Se porter caution pour un proche ou pour une société paraît souvent anodin. C’est pourtant un engagement lourd, qui peut conduire à payer les dettes d’autrui sur son propre patrimoine. La réforme du droit des sûretés, entrée en vigueur le 1er janvier 2022, a précisé les règles. Voici l’essentiel.
Caution simple ou caution solidaire
La caution simple bénéficie de deux protections : le bénéfice de discussion, qui oblige le créancier à poursuivre d’abord le débiteur principal, et le bénéfice de division lorsqu’il existe plusieurs cautions. La caution solidaire renonce à ces protections. Le créancier peut alors lui réclamer directement la totalité de la dette, sans poursuivre d’abord l’emprunteur. Dans la pratique bancaire, le cautionnement solidaire est la règle, ce qui en fait un engagement particulièrement contraignant.
La mention obligatoire
Depuis le 1er janvier 2022, la caution personne physique qui s’engage envers un créancier professionnel doit apposer elle-même une mention indiquant qu’elle se porte caution, dans une limite de montant couvrant le principal et les accessoires. La formule n’a plus à être strictement manuscrite et peut être donnée par voie électronique, mais son absence ou son inexactitude peut entraîner la nullité de l’engagement. Ce formalisme oblige la caution à mesurer la portée de sa signature.

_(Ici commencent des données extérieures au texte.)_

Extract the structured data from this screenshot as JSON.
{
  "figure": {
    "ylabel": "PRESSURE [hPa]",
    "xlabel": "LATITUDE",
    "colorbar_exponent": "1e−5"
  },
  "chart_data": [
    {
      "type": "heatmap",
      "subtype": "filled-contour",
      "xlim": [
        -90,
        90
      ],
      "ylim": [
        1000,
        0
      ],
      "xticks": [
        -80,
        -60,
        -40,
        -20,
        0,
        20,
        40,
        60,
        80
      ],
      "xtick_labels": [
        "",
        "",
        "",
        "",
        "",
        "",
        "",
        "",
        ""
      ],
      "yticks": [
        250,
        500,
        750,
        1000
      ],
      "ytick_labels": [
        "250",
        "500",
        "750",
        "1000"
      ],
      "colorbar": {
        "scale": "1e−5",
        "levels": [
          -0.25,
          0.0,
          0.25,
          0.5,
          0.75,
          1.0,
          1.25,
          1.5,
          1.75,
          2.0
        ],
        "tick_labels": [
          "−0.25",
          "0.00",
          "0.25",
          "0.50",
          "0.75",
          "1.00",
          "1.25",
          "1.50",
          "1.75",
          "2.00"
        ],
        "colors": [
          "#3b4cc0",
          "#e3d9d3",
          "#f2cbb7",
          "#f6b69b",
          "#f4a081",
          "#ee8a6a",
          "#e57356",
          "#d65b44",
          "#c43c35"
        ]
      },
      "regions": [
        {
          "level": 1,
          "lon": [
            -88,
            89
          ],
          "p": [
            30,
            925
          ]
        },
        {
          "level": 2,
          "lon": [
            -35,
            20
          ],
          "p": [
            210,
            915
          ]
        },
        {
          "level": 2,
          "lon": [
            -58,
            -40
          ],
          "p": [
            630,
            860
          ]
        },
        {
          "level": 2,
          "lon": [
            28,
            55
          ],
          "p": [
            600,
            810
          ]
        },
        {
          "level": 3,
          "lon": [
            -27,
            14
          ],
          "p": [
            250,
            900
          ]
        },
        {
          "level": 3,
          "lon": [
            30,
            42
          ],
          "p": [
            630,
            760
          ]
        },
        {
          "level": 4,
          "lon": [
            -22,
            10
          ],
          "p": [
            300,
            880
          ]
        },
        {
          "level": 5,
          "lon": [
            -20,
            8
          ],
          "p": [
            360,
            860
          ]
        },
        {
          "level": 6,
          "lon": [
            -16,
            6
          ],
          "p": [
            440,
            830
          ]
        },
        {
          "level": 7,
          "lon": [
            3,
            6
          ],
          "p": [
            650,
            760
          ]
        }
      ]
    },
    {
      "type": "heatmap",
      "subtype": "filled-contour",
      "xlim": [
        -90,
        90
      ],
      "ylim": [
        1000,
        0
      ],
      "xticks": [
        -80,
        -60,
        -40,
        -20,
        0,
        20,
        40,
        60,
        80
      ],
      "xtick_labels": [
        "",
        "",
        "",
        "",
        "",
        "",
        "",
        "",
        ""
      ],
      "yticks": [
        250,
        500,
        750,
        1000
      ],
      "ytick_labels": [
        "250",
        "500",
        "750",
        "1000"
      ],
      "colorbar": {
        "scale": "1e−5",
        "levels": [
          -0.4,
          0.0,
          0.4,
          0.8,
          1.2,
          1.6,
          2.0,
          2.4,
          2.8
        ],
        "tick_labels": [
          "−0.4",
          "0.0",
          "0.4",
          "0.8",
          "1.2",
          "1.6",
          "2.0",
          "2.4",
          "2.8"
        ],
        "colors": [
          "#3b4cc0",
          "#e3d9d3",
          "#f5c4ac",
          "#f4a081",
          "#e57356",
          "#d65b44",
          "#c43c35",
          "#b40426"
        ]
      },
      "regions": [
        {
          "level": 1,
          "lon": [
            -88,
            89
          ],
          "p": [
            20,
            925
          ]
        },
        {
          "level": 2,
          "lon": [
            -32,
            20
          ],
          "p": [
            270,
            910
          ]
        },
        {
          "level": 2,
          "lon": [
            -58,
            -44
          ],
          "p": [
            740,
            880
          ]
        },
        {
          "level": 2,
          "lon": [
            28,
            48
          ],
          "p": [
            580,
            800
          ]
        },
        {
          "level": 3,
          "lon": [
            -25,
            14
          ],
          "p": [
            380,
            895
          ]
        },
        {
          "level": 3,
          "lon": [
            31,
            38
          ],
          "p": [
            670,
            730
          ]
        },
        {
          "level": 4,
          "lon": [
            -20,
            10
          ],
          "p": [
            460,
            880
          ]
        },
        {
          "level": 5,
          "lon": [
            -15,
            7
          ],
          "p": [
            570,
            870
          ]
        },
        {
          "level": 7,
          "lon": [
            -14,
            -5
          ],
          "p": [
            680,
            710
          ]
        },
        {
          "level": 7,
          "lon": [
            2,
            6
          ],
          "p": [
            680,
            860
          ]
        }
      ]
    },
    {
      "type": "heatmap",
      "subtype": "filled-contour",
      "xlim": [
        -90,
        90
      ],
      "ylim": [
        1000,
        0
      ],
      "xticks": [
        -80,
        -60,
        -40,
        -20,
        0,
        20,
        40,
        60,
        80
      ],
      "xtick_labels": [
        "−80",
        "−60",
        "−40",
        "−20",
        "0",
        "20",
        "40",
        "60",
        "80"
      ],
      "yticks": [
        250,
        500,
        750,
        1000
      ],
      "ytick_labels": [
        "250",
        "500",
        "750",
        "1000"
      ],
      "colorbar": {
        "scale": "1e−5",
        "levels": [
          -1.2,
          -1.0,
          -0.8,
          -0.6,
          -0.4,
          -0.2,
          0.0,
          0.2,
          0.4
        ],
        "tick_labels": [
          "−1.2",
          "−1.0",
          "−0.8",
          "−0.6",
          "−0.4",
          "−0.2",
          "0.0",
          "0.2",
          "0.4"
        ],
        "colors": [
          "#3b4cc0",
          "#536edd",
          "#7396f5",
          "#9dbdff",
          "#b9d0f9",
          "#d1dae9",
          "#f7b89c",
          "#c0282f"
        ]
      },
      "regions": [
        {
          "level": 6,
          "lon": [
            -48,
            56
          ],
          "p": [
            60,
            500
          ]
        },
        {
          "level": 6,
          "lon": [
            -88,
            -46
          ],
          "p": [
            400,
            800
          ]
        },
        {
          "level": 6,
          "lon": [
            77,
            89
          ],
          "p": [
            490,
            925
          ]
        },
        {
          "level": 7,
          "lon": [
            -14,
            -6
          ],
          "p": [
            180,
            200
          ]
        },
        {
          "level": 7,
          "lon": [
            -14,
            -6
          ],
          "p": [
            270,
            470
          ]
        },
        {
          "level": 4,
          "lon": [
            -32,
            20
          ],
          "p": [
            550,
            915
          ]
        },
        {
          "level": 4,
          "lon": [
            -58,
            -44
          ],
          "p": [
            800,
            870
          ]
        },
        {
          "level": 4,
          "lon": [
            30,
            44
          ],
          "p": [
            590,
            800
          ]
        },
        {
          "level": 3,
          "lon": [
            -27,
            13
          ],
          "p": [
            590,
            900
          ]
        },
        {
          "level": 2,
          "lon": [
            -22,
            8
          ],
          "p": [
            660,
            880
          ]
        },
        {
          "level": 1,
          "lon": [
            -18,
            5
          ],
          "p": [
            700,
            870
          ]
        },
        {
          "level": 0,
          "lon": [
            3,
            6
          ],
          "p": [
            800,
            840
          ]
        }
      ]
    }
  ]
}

L’exigence de proportionnalité
Lorsque l’engagement d’une caution personne physique envers un créancier professionnel est manifestement disproportionné à ses revenus et à son patrimoine au moment où elle s’engage, cet engagement est réduit au montant à hauteur duquel elle pouvait s’engager. Cette règle, prévue à l’article 2300 du Code civil, constitue une défense importante pour la caution poursuivie au delà de ses capacités.
Le devoir de mise en garde de la banque
La banque qui recueille le cautionnement d’une personne non avertie doit la mettre en garde lorsque l’engagement est inadapté à sa situation. Un manquement à ce devoir peut engager la responsabilité de l’établissement. Avant de signer, demandez le détail de la dette garantie, sa durée et son montant maximal, et n’acceptez jamais un engagement que vous ne pourriez pas honorer.
Information générale ne constituant pas un conseil juridique personnalisé.